Until the rule was blocked, some prisoners previously ordered to serve out life sentences were scheduled to receive another parole eligibility hearing as early as next month, Cameron's office said.

They included a man responsible for the murder and kidnapping of two high school students, a woman responsible for murdering her 10-year-old stepson, a man who killed two teens on their first date and a man responsible for kidnapping, sexually assaulting and killing a college student, the attorney general's office said.

The restraining order was the first step requested by Cameron and Steele in challenging the rule.
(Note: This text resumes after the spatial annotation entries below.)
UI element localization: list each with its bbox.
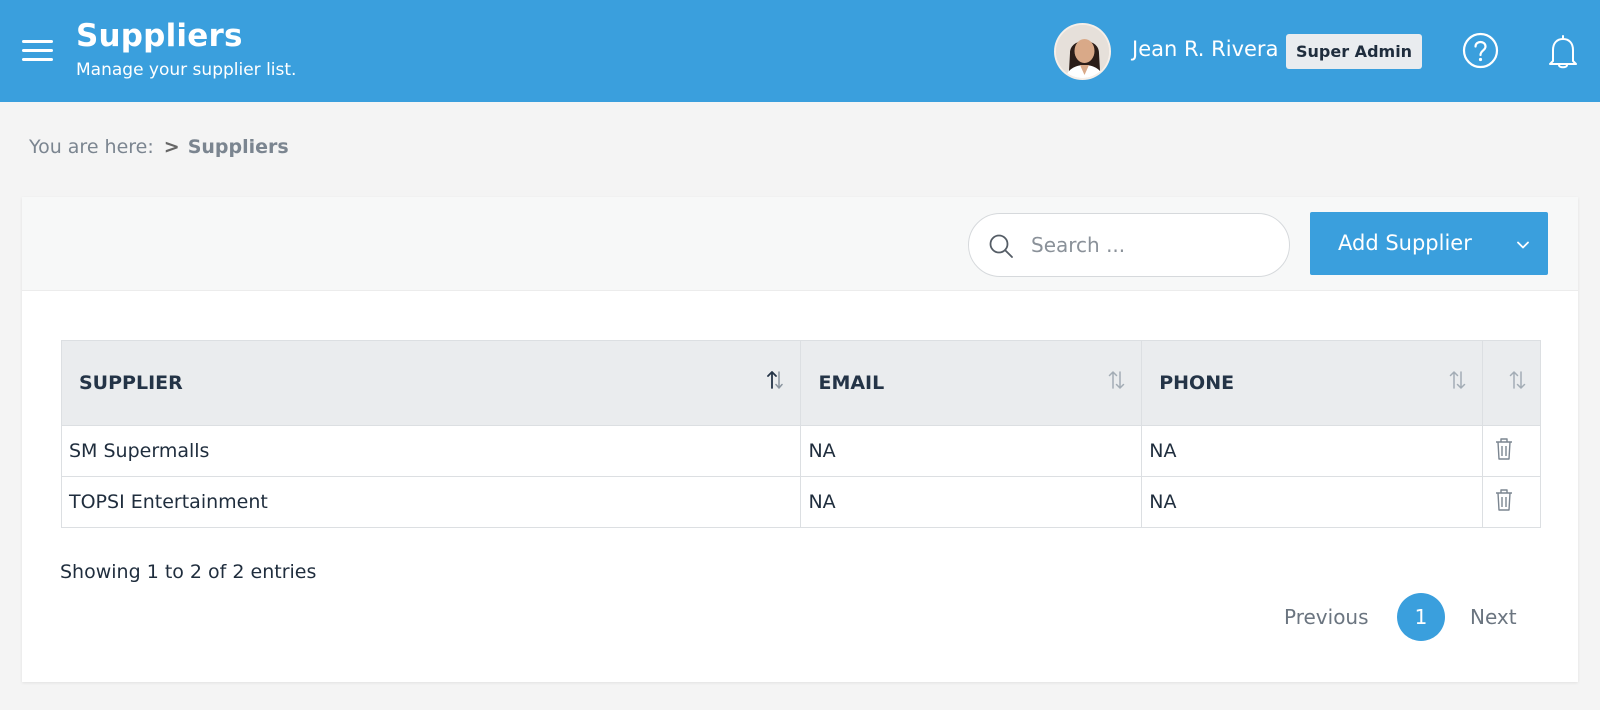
cell-actions — [1482, 476, 1541, 528]
cell-email: NA — [800, 476, 1143, 528]
cell-actions — [1482, 425, 1541, 477]
trash-icon[interactable] — [1495, 437, 1513, 461]
search-input[interactable] — [1031, 228, 1271, 262]
search-icon — [989, 234, 1013, 258]
cell-phone: NA — [1141, 476, 1484, 528]
add-supplier-button[interactable]: Add Supplier — [1310, 212, 1548, 275]
table-header-row: SUPPLIER EMAIL PHONE — [60, 340, 1541, 426]
column-header-actions[interactable] — [1482, 340, 1541, 426]
search-box[interactable] — [968, 213, 1290, 277]
suppliers-card: Add Supplier SUPPLIER EMAIL — [22, 197, 1578, 682]
trash-icon[interactable] — [1495, 488, 1513, 512]
add-supplier-label: Add Supplier — [1338, 231, 1472, 255]
column-header-phone[interactable]: PHONE — [1141, 340, 1484, 426]
column-header-email[interactable]: EMAIL — [800, 340, 1143, 426]
chevron-down-icon[interactable] — [1516, 238, 1530, 252]
sort-icon[interactable] — [1448, 369, 1466, 391]
table-row[interactable]: TOPSI Entertainment NA NA — [60, 476, 1541, 528]
breadcrumb-prefix: You are here: — [29, 136, 154, 158]
cell-email: NA — [800, 425, 1143, 477]
avatar[interactable] — [1054, 23, 1111, 80]
page-subtitle: Manage your supplier list. — [76, 60, 297, 80]
next-page-button[interactable]: Next — [1470, 605, 1517, 629]
sort-icon[interactable] — [1508, 369, 1526, 391]
previous-page-button[interactable]: Previous — [1284, 605, 1369, 629]
cell-supplier: SM Supermalls — [60, 425, 802, 477]
cell-supplier: TOPSI Entertainment — [60, 476, 802, 528]
column-header-supplier[interactable]: SUPPLIER — [60, 340, 802, 426]
table-row[interactable]: SM Supermalls NA NA — [60, 425, 1541, 477]
suppliers-table: SUPPLIER EMAIL PHONE SM Supermalls NA NA… — [60, 340, 1541, 528]
cell-phone: NA — [1141, 425, 1484, 477]
breadcrumb-separator: > — [163, 136, 180, 158]
top-header: Suppliers Manage your supplier list. Jea… — [0, 0, 1600, 102]
role-badge: Super Admin — [1286, 34, 1423, 69]
sort-icon[interactable] — [1107, 369, 1125, 391]
page-title: Suppliers — [76, 18, 243, 54]
sort-asc-icon[interactable] — [766, 369, 784, 391]
menu-icon[interactable] — [22, 40, 53, 62]
bell-icon[interactable] — [1545, 33, 1581, 70]
user-name[interactable]: Jean R. Rivera — [1132, 37, 1278, 61]
help-icon[interactable] — [1462, 32, 1499, 69]
page-number-button[interactable]: 1 — [1397, 593, 1445, 641]
breadcrumb: You are here: > Suppliers — [29, 136, 289, 158]
breadcrumb-current: Suppliers — [187, 136, 289, 158]
card-toolbar: Add Supplier — [22, 197, 1578, 291]
entries-info: Showing 1 to 2 of 2 entries — [60, 561, 317, 583]
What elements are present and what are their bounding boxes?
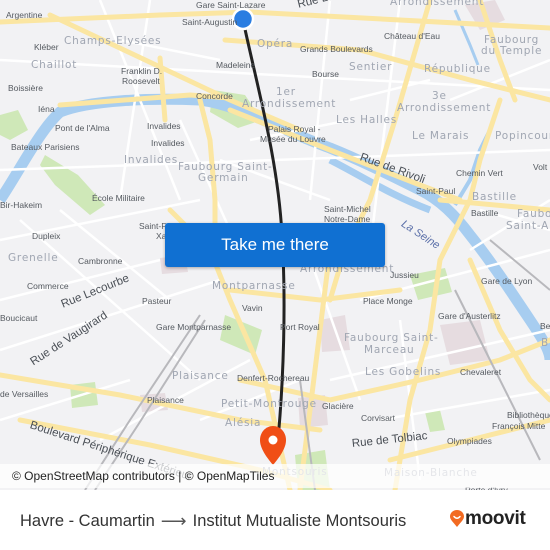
district-label: Arrondissement <box>390 0 485 8</box>
poi-label: Argentine <box>6 10 43 20</box>
poi-label: Boucicaut <box>0 313 38 323</box>
district-label: Alésia <box>225 417 262 429</box>
origin-name: Havre - Caumartin <box>20 512 155 530</box>
district-label: Arrondissement <box>242 98 337 110</box>
district-label: 3e <box>432 90 447 102</box>
moovit-logo[interactable]: moovit <box>450 508 526 530</box>
poi-label: Iéna <box>38 104 55 114</box>
park-trocadero <box>0 110 28 140</box>
poi-label: Saint-Paul <box>416 186 456 196</box>
poi-label: Plaisance <box>147 395 184 405</box>
poi-label: Invalides <box>147 121 181 131</box>
poi-label: Glacière <box>322 401 354 411</box>
poi-label: Grands Boulevards <box>300 44 373 54</box>
district-label: Faubourg <box>517 208 550 220</box>
moovit-wordmark: moovit <box>465 508 526 529</box>
district-label: Le Marais <box>412 130 470 142</box>
poi-label: Vavin <box>242 303 263 313</box>
poi-label: François Mitte <box>492 421 546 431</box>
district-label: Faubourg Saint- <box>178 161 273 173</box>
district-label: 1er <box>276 86 296 98</box>
poi-label: Madeleine <box>216 60 256 70</box>
poi-label: Pasteur <box>142 296 172 306</box>
district-label: B <box>541 337 550 349</box>
arrow-right-icon: ⟶ <box>160 511 187 531</box>
district-label: Montparnasse <box>212 280 296 292</box>
poi-label: de Versailles <box>0 389 49 399</box>
poi-label: Saint-Michel <box>324 204 371 214</box>
poi-label: Kléber <box>34 42 59 52</box>
district-label: Plaisance <box>172 370 229 382</box>
district-label: Germain <box>198 172 249 184</box>
district-label: Chaillot <box>31 59 78 71</box>
district-label: Faubourg Saint- <box>344 332 439 344</box>
poi-label: Gare Montparnasse <box>156 322 232 332</box>
poi-label: Boissière <box>8 83 43 93</box>
poi-label: Bibliothèque <box>507 410 550 420</box>
destination-name: Institut Mutualiste Montsouris <box>192 512 407 530</box>
poi-label: École Militaire <box>92 193 145 203</box>
poi-label: Château d'Eau <box>384 31 440 41</box>
district-label: Arrondissement <box>397 102 492 114</box>
map-attribution: © OpenStreetMap contributors | © OpenMap… <box>0 464 550 488</box>
poi-label: Invalides <box>151 138 185 148</box>
district-label: Marceau <box>364 344 415 356</box>
district-label: Opéra <box>257 38 294 50</box>
poi-label: Pont de l'Alma <box>55 123 110 133</box>
route-summary: Havre - Caumartin ⟶ Institut Mutualiste … <box>20 511 406 532</box>
poi-label: Gare d'Austerlitz <box>438 311 501 321</box>
poi-label: Gare Saint-Lazare <box>196 0 266 10</box>
moovit-pin-icon <box>450 510 464 527</box>
district-label: Bastille <box>472 191 517 203</box>
poi-label: Concorde <box>196 91 233 101</box>
district-label: du Temple <box>481 45 543 57</box>
poi-label: Be <box>540 321 550 331</box>
poi-label: Palais Royal - <box>268 124 321 134</box>
district-label: Popincourt <box>495 130 550 142</box>
district-label: Grenelle <box>8 252 59 264</box>
district-label: Invalides <box>124 154 179 166</box>
poi-label: Bourse <box>312 69 339 79</box>
park-13 <box>425 410 445 432</box>
poi-label: Saint-F <box>139 221 167 231</box>
district-label: Petit-Montrouge <box>221 398 317 410</box>
poi-label: Corvisart <box>361 413 396 423</box>
poi-label: Dupleix <box>32 231 61 241</box>
district-label: Les Halles <box>336 114 398 126</box>
poi-label: Roosevelt <box>122 76 160 86</box>
poi-label: Port Royal <box>280 322 320 332</box>
map[interactable]: Argentine Gare Saint-Lazare Saint-August… <box>0 0 550 490</box>
poi-label: Musée du Louvre <box>260 134 326 144</box>
district-label: Faubourg <box>484 34 540 46</box>
poi-label: Bastille <box>471 208 499 218</box>
poi-label: Gare de Lyon <box>481 276 533 286</box>
poi-label: Jussieu <box>390 270 419 280</box>
footer: Havre - Caumartin ⟶ Institut Mutualiste … <box>0 490 550 550</box>
poi-label: Place Monge <box>363 296 413 306</box>
poi-label: Chevaleret <box>460 367 502 377</box>
poi-label: Volt <box>533 162 548 172</box>
poi-label: Commerce <box>27 281 69 291</box>
park-champ-de-mars <box>40 155 105 215</box>
poi-label: Bateaux Parisiens <box>11 142 80 152</box>
poi-label: Chemin Vert <box>456 168 503 178</box>
district-label: Sentier <box>349 61 393 73</box>
poi-label: Bir-Hakeim <box>0 200 43 210</box>
poi-label: Franklin D. <box>121 66 163 76</box>
district-label: République <box>424 63 491 75</box>
attribution-text[interactable]: © OpenStreetMap contributors | © OpenMap… <box>12 469 274 483</box>
poi-label: Saint-Augustin <box>182 17 238 27</box>
poi-label: Olympiades <box>447 436 492 446</box>
take-me-there-button[interactable]: Take me there <box>165 223 385 267</box>
poi-label: Denfert-Rochereau <box>237 373 310 383</box>
district-label: Saint-Antoine <box>506 220 550 232</box>
district-label: Les Gobelins <box>365 366 442 378</box>
road-north <box>0 9 550 31</box>
poi-label: Cambronne <box>78 256 123 266</box>
district-label: Champs-Elysées <box>64 35 162 47</box>
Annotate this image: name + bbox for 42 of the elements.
They filed a lawsuit last week in Laurel County Circuit Court asking that the policy be invalidated, claiming it violates state law and Kentucky's constitution.

The suit takes aim at the rule limiting the parole board’s ability to order a prisoner to serve out a life sentence at an initial parole eligibility hearing. Allowing new parole hearings would subject the victims’ families to reliving the crimes, Cameron and Steele said.

“When victims are finally told that those responsible for carrying out a crime against their loved one will serve out their sentence, they feel like they can close out a painful chapter and start the healing process,” Steele said. “For a government agency to open it all back up, like the Parole Board did, is terrible.”

Cameron claims the parole board lacked the legal authority to issue the new directive this spring. Even if it did have the authority, the board failed to follow the administrative regulation process, which requires a review by state lawmakers and a public comment period, the lawsuit said.